Toronto Star

Coalition urges boost for social assistance

Thousands of Ontarians are ‘falling through the cracks,’ province told

- LAURIE MONSEBRAAT­EN SOCIAL JUSTICE REPORTER

A coalition of more than 130 health-care workers, community agencies and Ontarians living in poverty is urging Queen’s Park to increase benefits immediatel­y to almost one million residents on social assistance struggling to survive during the COVID-19 crisis.

“While federal and provincial government­s have taken positive steps to provide additional income support during the pandemic, many low-income Ontarians are still falling through the cracks,” the coalition says in an open letter to Children, Community and Social Services Minister Todd Smith on Tuesday.

“If we are to weather this storm together, we must ensure that nobody in Ontario is left behind,” adds the letter signed by social service agencies and groups representi­ng people on social assistance and also physicians, nurses, food banks, community legal clinics and faith leaders.

The coalition says the province’s one-time emergency benefits of $100 per individual and $200 for families is “too uncertain, hard-to-access, and limited to be of any meaningful benefit to low-income Ontarians.”

Raising social assistance rates for everyone would be a “broadreach­ing, transparen­t, and longterm solution,” it argues.

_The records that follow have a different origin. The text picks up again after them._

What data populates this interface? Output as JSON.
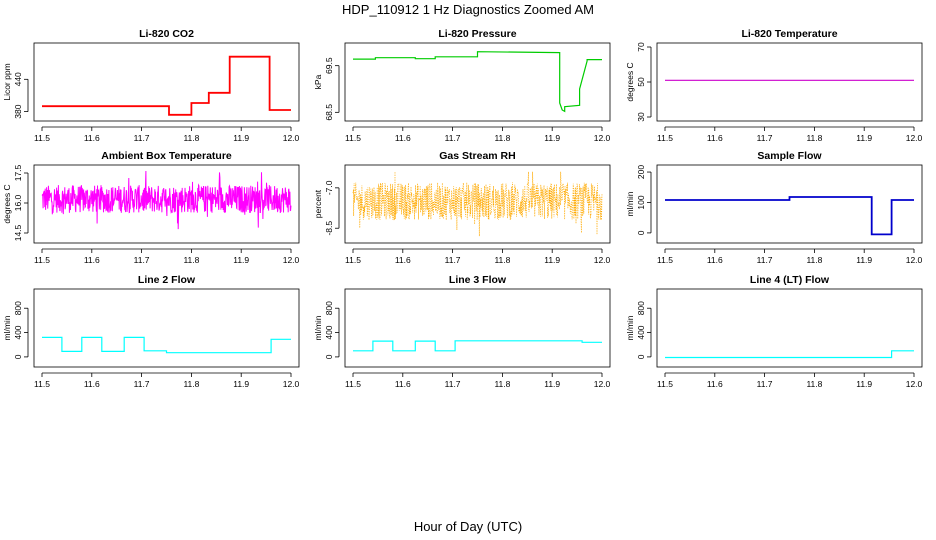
{
  "figure": {
    "title": "HDP_110912  1 Hz Diagnostics Zoomed AM",
    "xlabel": "Hour of Day (UTC)"
  },
  "chart_data": [
    {
      "type": "line",
      "title": "Li-820 CO2",
      "ylabel": "Licor ppm",
      "xlim": [
        11.5,
        12.0
      ],
      "ylim": [
        370,
        500
      ],
      "xticks": [
        "11.5",
        "11.6",
        "11.7",
        "11.8",
        "11.9",
        "12.0"
      ],
      "yticks": [
        "380",
        "440"
      ],
      "color": "#ff0000",
      "x": [
        11.5,
        11.755,
        11.755,
        11.8,
        11.8,
        11.835,
        11.835,
        11.877,
        11.877,
        11.957,
        11.957,
        12.0
      ],
      "y": [
        390,
        390,
        374,
        374,
        396,
        396,
        415,
        415,
        482,
        482,
        383,
        383
      ]
    },
    {
      "type": "line",
      "title": "Li-820 Pressure",
      "ylabel": "kPa",
      "xlim": [
        11.5,
        12.0
      ],
      "ylim": [
        68.4,
        69.9
      ],
      "xticks": [
        "11.5",
        "11.6",
        "11.7",
        "11.8",
        "11.9",
        "12.0"
      ],
      "yticks": [
        "68.5",
        "69.5"
      ],
      "color": "#00cc00",
      "x": [
        11.5,
        11.545,
        11.545,
        11.625,
        11.625,
        11.665,
        11.665,
        11.75,
        11.75,
        11.915,
        11.915,
        11.92,
        11.925,
        11.925,
        11.955,
        11.955,
        11.97,
        11.97,
        12.0
      ],
      "y": [
        69.64,
        69.64,
        69.67,
        69.67,
        69.65,
        69.65,
        69.69,
        69.69,
        69.8,
        69.78,
        68.7,
        68.55,
        68.52,
        68.62,
        68.65,
        69.0,
        69.6,
        69.63,
        69.63
      ]
    },
    {
      "type": "line",
      "title": "Li-820 Temperature",
      "ylabel": "degrees C",
      "xlim": [
        11.5,
        12.0
      ],
      "ylim": [
        30,
        70
      ],
      "xticks": [
        "11.5",
        "11.6",
        "11.7",
        "11.8",
        "11.9",
        "12.0"
      ],
      "yticks": [
        "30",
        "50",
        "70"
      ],
      "color": "#cc00cc",
      "x": [
        11.5,
        12.0
      ],
      "y": [
        51,
        51
      ]
    },
    {
      "type": "line",
      "title": "Ambient Box Temperature",
      "ylabel": "degrees C",
      "xlim": [
        11.5,
        12.0
      ],
      "ylim": [
        14.2,
        17.7
      ],
      "xticks": [
        "11.5",
        "11.6",
        "11.7",
        "11.8",
        "11.9",
        "12.0"
      ],
      "yticks": [
        "14.5",
        "16.0",
        "17.5"
      ],
      "color": "#ff00ff",
      "noise": {
        "center": 16.2,
        "amplitude": 0.7,
        "min": 14.4,
        "max": 17.6
      }
    },
    {
      "type": "scatter",
      "title": "Gas Stream RH",
      "ylabel": "percent",
      "xlim": [
        11.5,
        12.0
      ],
      "ylim": [
        -8.9,
        -6.3
      ],
      "xticks": [
        "11.5",
        "11.6",
        "11.7",
        "11.8",
        "11.9",
        "12.0"
      ],
      "yticks": [
        "-8.5",
        "-7.0"
      ],
      "color": "#ffaa00",
      "noise": {
        "center": -7.5,
        "amplitude": 0.7,
        "min": -8.8,
        "max": -6.4
      }
    },
    {
      "type": "line",
      "title": "Sample Flow",
      "ylabel": "ml/min",
      "xlim": [
        11.5,
        12.0
      ],
      "ylim": [
        -20,
        210
      ],
      "xticks": [
        "11.5",
        "11.6",
        "11.7",
        "11.8",
        "11.9",
        "12.0"
      ],
      "yticks": [
        "0",
        "100",
        "200"
      ],
      "color": "#0000cc",
      "x": [
        11.5,
        11.75,
        11.75,
        11.915,
        11.915,
        11.955,
        11.955,
        12.0
      ],
      "y": [
        108,
        108,
        118,
        118,
        -5,
        -5,
        108,
        108
      ]
    },
    {
      "type": "line",
      "title": "Line 2 Flow",
      "ylabel": "ml/min",
      "xlim": [
        11.5,
        12.0
      ],
      "ylim": [
        -100,
        1050
      ],
      "xticks": [
        "11.5",
        "11.6",
        "11.7",
        "11.8",
        "11.9",
        "12.0"
      ],
      "yticks": [
        "0",
        "400",
        "800"
      ],
      "color": "#00ffff",
      "x": [
        11.5,
        11.54,
        11.54,
        11.58,
        11.58,
        11.62,
        11.62,
        11.665,
        11.665,
        11.705,
        11.705,
        11.75,
        11.75,
        11.96,
        11.96,
        12.0
      ],
      "y": [
        320,
        320,
        90,
        90,
        320,
        320,
        90,
        90,
        320,
        320,
        100,
        100,
        70,
        70,
        290,
        290
      ]
    },
    {
      "type": "line",
      "title": "Line 3 Flow",
      "ylabel": "ml/min",
      "xlim": [
        11.5,
        12.0
      ],
      "ylim": [
        -100,
        1050
      ],
      "xticks": [
        "11.5",
        "11.6",
        "11.7",
        "11.8",
        "11.9",
        "12.0"
      ],
      "yticks": [
        "0",
        "400",
        "800"
      ],
      "color": "#00ffff",
      "x": [
        11.5,
        11.54,
        11.54,
        11.58,
        11.58,
        11.625,
        11.625,
        11.665,
        11.665,
        11.705,
        11.705,
        11.96,
        11.96,
        12.0
      ],
      "y": [
        100,
        100,
        260,
        260,
        100,
        100,
        260,
        260,
        100,
        100,
        265,
        265,
        240,
        240
      ]
    },
    {
      "type": "line",
      "title": "Line 4 (LT) Flow",
      "ylabel": "ml/min",
      "xlim": [
        11.5,
        12.0
      ],
      "ylim": [
        -100,
        1050
      ],
      "xticks": [
        "11.5",
        "11.6",
        "11.7",
        "11.8",
        "11.9",
        "12.0"
      ],
      "yticks": [
        "0",
        "400",
        "800"
      ],
      "color": "#00ffff",
      "x": [
        11.5,
        11.955,
        11.955,
        12.0
      ],
      "y": [
        -10,
        -10,
        100,
        100
      ]
    }
  ]
}
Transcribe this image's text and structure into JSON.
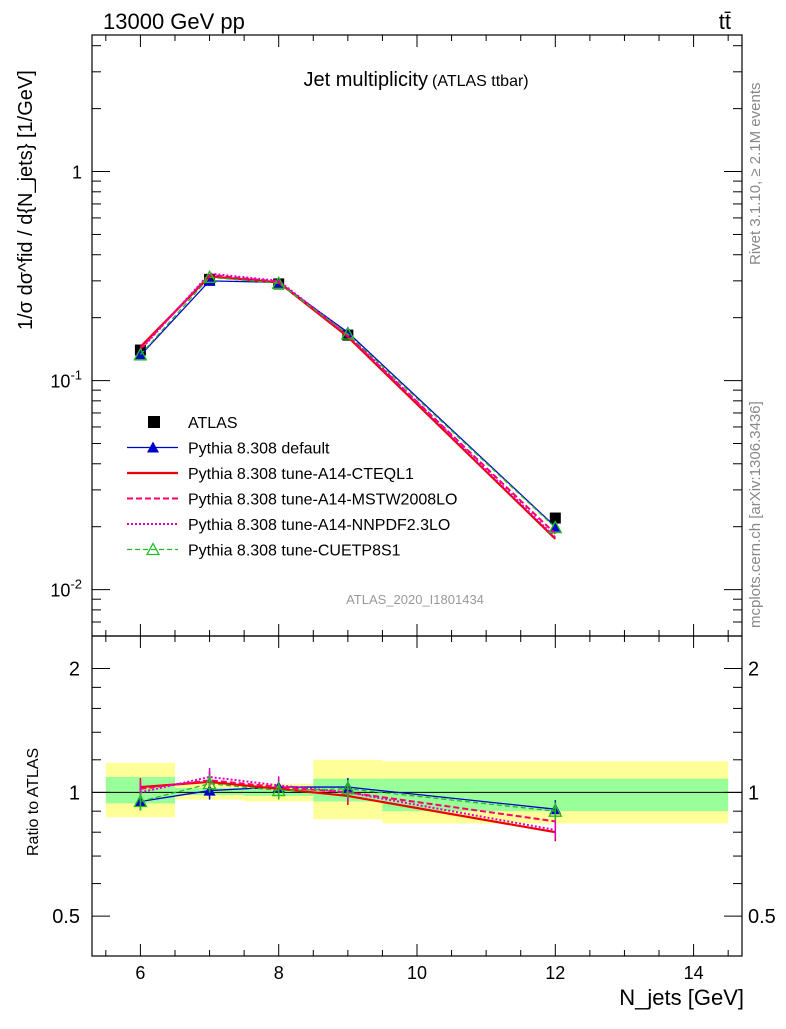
{
  "header": {
    "energy_label": "13000 GeV pp",
    "process_label": "tt̄",
    "side_text_top": "Rivet 3.1.10, ≥ 2.1M events",
    "side_text_bottom": "mcplots.cern.ch [arXiv:1306.3436]"
  },
  "chart_data": [
    {
      "type": "line",
      "title": "Jet multiplicity",
      "subtitle": "(ATLAS ttbar)",
      "ylabel": "1/σ dσ^fid / d{N_jets} [1/GeV]",
      "yscale": "log",
      "ylim": [
        0.006,
        4.5
      ],
      "xlim": [
        5.3,
        14.7
      ],
      "y_tick_labels": [
        "1",
        "10^-1",
        "10^-2"
      ],
      "analysis_label": "ATLAS_2020_I1801434",
      "legend_position": "center-left",
      "x": [
        6,
        7,
        8,
        9,
        12
      ],
      "series": [
        {
          "name": "ATLAS",
          "color": "#000000",
          "values": [
            0.14,
            0.305,
            0.29,
            0.165,
            0.022
          ]
        },
        {
          "name": "Pythia 8.308 default",
          "color": "#0000cc",
          "values": [
            0.132,
            0.3,
            0.295,
            0.17,
            0.02
          ]
        },
        {
          "name": "Pythia 8.308 tune-A14-CTEQL1",
          "color": "#ee0000",
          "values": [
            0.145,
            0.315,
            0.295,
            0.162,
            0.0175
          ]
        },
        {
          "name": "Pythia 8.308 tune-A14-MSTW2008LO",
          "color": "#ff0066",
          "values": [
            0.142,
            0.32,
            0.297,
            0.164,
            0.0185
          ]
        },
        {
          "name": "Pythia 8.308 tune-A14-NNPDF2.3LO",
          "color": "#dd00cc",
          "values": [
            0.14,
            0.325,
            0.3,
            0.166,
            0.0178
          ]
        },
        {
          "name": "Pythia 8.308 tune-CUETP8S1",
          "color": "#22bb22",
          "values": [
            0.133,
            0.312,
            0.292,
            0.167,
            0.0198
          ]
        }
      ]
    },
    {
      "type": "line",
      "ylabel": "Ratio to ATLAS",
      "xlabel": "N_jets [GeV]",
      "yscale": "log",
      "ylim": [
        0.4,
        2.4
      ],
      "xlim": [
        5.3,
        14.7
      ],
      "x_tick_labels": [
        "6",
        "8",
        "10",
        "12",
        "14"
      ],
      "y_tick_labels": [
        "2",
        "1",
        "0.5"
      ],
      "bands": [
        {
          "x_range": [
            5.5,
            6.5
          ],
          "stat": [
            0.94,
            1.09
          ],
          "total": [
            0.87,
            1.18
          ]
        },
        {
          "x_range": [
            6.5,
            7.5
          ],
          "stat": [
            0.985,
            1.025
          ],
          "total": [
            0.96,
            1.05
          ]
        },
        {
          "x_range": [
            7.5,
            8.5
          ],
          "stat": [
            0.98,
            1.02
          ],
          "total": [
            0.95,
            1.05
          ]
        },
        {
          "x_range": [
            8.5,
            9.5
          ],
          "stat": [
            0.95,
            1.08
          ],
          "total": [
            0.86,
            1.2
          ]
        },
        {
          "x_range": [
            9.5,
            14.5
          ],
          "stat": [
            0.9,
            1.08
          ],
          "total": [
            0.84,
            1.19
          ]
        }
      ],
      "x": [
        6,
        7,
        8,
        9,
        12
      ],
      "series": [
        {
          "name": "Pythia 8.308 default",
          "color": "#0000cc",
          "values": [
            0.95,
            1.01,
            1.03,
            1.03,
            0.91
          ]
        },
        {
          "name": "Pythia 8.308 tune-A14-CTEQL1",
          "color": "#ee0000",
          "values": [
            1.03,
            1.06,
            1.02,
            0.98,
            0.8
          ]
        },
        {
          "name": "Pythia 8.308 tune-A14-MSTW2008LO",
          "color": "#ff0066",
          "values": [
            1.02,
            1.07,
            1.03,
            1.0,
            0.85
          ]
        },
        {
          "name": "Pythia 8.308 tune-A14-NNPDF2.3LO",
          "color": "#dd00cc",
          "values": [
            1.0,
            1.09,
            1.04,
            1.0,
            0.81
          ]
        },
        {
          "name": "Pythia 8.308 tune-CUETP8S1",
          "color": "#22bb22",
          "values": [
            0.95,
            1.05,
            1.01,
            1.02,
            0.9
          ]
        }
      ]
    }
  ]
}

The province should also allow people on social assistance with part-time jobs keep more of what they earn and not claw back the federal Canada Emergency Relief Benefit (CERB) from those who are out of work due to the pandemic, the coalition says.

The CERB, announced by Ottawa on March 26, provides monthly payments of $2,000 for four months to Canadians with at least $5,000 in earnings over the past12 months who have lost their job as a result of the health crisis.

As many as 75,000 people on social assistance would likely qualify, said Toronto social policy expert John Stapleton. But if Ontario claws back the CERB dollar-for-dollar, as it does for Employment Insurance (EI) and CPP-disability benefits, those vulnerable workers would get nothing, he said.

A spokespers­on for Smith said the province is still “considerin­g the impacts (the CERB) may have on our province’s social assistance clients.”

Social assistance benefits in the province fall between 40 per cent and 60 per cent below the poverty line, with a single person on Ontario Works (OW) receiving monthly maximums of just $733, while someone living on Ontario Disability Support Program (ODSP) benefits gets up to $1,169.

“These rates are far below the poverty line of $1,767 per month, which contribute­s to food insecurity, poor health and the current homelessne­ss crisis — a recipe for disaster during COVID-19,” the open letter says.